Loïk Le Floch-Pringent : Je pense que la démonstration a été faite récemment avec Peugeot sur la méthode moderne à succès du Colbertisme. On prend un dirigeant compétent et on le laisse travailler après avoir restructuré le capital avec de l’argent public. Je propose la même chose ailleurs. On peut dire que ce modèle a été celui du secteur aéronautique, celui du pétrole, et que lorsque l’on s’est trompé sur la qualité des dirigeants la catastrophe est arrivée vite, je n’ai pas envie de donner des exemples.

A l'inverse, quels dossiers ont pu montrer les limites de cette doctrine d'Etat stratège ?

Jean-Yves Archer : Vous l'avez dit vous-même : c'est d'une doctrine de l'Etat interventionniste dont on parle et non d'un Etat stratège comme l'a parfaitement pointé du doigt un récent rapport de la Cour des comptes. Avec gravité, j'estime que le bilan de l'Etat en matière énergétique est véritablement un échec. Survie et recapitalisation d'Areva, ouverture ratée du capital d'Areva, situation hasardeuse d'EDF qui doit faire face à 35 milliards d'endettement et plus de 65 milliards d'investissement dans le futur démantèlement nucléaire sont des faits. Des défis considérables. On pourra noter l'absence de mise en cause des responsables de l'époque ( Anne Lauvergeon, Henri Proglio, etc ) et les prêches dans le désert d'un homme rigoureux comme Pierre Gadonneix. En droit privé, la " faute de gestion " existe et est sanctionnée par les Tribunaux pour les grands groupes comme pour le patron d'une TPE. Deux poids deux mesures ? 

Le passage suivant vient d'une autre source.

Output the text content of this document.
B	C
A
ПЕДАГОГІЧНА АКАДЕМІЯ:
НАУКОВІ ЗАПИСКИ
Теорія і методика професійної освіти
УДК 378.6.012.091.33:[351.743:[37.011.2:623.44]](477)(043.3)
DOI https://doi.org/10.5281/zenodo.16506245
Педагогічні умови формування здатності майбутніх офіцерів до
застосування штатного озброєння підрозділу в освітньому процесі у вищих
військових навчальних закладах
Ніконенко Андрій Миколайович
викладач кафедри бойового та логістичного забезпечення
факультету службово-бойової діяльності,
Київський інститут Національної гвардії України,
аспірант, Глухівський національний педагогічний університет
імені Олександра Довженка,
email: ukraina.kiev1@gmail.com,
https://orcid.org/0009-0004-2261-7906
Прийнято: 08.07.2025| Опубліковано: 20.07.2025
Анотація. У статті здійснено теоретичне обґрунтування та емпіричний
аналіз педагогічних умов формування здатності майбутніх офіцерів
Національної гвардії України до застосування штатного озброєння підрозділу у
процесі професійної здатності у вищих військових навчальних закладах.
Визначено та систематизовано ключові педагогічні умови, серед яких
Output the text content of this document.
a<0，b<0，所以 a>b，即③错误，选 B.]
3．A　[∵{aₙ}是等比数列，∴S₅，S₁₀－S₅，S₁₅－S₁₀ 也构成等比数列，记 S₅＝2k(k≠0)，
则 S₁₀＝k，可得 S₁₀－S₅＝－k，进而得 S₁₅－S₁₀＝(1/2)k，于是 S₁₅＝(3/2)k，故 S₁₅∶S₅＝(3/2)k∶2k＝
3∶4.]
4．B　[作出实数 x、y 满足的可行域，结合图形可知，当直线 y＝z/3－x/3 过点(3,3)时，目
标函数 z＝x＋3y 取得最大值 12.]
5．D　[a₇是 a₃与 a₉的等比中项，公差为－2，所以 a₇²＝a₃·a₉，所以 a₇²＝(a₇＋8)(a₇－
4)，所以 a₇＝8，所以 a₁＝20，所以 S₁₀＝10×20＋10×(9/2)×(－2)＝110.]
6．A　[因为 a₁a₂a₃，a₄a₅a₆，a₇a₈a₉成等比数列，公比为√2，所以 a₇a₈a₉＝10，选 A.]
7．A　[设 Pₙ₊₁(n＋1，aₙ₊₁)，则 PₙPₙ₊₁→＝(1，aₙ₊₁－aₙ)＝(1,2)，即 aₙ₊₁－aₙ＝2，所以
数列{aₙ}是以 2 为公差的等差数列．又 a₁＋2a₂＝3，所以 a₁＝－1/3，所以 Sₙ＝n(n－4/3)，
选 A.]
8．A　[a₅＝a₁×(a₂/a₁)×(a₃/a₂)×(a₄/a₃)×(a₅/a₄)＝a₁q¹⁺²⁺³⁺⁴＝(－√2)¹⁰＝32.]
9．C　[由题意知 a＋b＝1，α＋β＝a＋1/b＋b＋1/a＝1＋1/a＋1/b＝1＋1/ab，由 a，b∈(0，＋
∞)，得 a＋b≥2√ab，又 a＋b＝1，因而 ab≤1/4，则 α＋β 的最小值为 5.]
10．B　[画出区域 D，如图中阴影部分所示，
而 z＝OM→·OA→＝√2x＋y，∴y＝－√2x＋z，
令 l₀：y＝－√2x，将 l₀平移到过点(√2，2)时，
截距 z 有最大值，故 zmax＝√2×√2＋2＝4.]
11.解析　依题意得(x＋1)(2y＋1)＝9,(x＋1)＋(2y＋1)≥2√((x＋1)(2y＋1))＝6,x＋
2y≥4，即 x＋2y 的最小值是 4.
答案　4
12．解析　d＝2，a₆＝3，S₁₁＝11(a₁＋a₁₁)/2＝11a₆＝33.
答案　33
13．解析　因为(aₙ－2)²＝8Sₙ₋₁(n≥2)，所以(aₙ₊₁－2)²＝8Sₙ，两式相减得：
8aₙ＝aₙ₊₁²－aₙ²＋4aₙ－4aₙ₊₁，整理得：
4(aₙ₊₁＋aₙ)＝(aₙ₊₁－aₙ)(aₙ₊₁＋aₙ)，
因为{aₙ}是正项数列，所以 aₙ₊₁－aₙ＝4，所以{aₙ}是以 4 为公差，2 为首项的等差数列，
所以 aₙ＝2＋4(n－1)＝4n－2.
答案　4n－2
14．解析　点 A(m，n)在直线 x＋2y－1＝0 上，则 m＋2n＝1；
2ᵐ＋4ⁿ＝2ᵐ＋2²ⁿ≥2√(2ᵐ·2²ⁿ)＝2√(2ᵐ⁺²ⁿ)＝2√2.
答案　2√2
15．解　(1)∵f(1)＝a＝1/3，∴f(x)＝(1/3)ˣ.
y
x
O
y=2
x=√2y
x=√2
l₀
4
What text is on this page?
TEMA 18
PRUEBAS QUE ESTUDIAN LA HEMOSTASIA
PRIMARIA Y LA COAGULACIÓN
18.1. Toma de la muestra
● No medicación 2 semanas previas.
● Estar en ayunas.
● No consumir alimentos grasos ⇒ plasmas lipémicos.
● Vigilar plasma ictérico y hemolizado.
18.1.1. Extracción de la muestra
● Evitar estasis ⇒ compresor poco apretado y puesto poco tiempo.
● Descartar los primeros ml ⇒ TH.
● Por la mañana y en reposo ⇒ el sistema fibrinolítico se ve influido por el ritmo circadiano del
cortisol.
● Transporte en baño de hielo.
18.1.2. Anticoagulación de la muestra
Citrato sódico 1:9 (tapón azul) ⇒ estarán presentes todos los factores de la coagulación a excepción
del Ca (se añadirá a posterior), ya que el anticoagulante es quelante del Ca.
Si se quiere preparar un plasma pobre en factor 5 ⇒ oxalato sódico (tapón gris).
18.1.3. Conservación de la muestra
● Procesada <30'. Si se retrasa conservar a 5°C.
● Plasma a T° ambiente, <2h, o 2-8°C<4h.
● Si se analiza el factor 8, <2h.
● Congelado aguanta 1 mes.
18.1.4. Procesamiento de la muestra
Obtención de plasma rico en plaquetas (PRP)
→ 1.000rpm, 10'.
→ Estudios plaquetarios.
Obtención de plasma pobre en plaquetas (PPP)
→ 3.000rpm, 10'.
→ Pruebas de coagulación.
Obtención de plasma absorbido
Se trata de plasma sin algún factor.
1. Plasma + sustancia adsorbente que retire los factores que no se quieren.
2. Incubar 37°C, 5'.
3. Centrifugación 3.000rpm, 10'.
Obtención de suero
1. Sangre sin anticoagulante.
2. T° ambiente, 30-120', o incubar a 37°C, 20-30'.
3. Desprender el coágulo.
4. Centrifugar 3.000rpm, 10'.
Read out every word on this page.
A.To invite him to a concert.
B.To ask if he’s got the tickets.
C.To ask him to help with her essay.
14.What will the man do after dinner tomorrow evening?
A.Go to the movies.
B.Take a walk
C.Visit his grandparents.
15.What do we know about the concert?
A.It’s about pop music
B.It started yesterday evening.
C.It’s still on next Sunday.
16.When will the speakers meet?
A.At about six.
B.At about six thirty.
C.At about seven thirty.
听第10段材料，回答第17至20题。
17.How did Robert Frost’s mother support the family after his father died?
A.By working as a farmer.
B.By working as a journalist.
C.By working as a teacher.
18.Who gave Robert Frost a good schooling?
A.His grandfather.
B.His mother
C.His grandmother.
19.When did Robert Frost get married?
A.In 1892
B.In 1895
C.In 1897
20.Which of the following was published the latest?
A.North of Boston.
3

Loïk Le Floch-Pringent : Encore une fois, l’Etat en tant que tel n’est pas stratège. Le Président de la République peut avoir une vision, il s’entoure de gens qui matérialisent sa vision, et ensuite il leur donne les moyens de réussir . Il n’écoute plus personne d’autre que celui qu’il a nommé. S’il réussit c’est un Grand Homme , s’il échoue c’est un nul , c’est donc risqué ! Il ne faut pas faire des erreurs de casting ! Mais dans le cinéma c’est la même chose, un bon scenario ne suffit pas, il faut choisir les bons acteurs qui ne sont pas forcément sympathiques, qui ont un ego très développé, qui peuvent avoir beaucoup de défauts…mais on leur demande de réussir avant tout, et ainsi de remplir les salles. On accepte ça pour le cinéma, il faut faire la même chose avec l’industrie, on prend des risques et donc on choisit les meilleurs, nous avons de merveilleux acteurs en France, comme des patrons industriels magnifiques.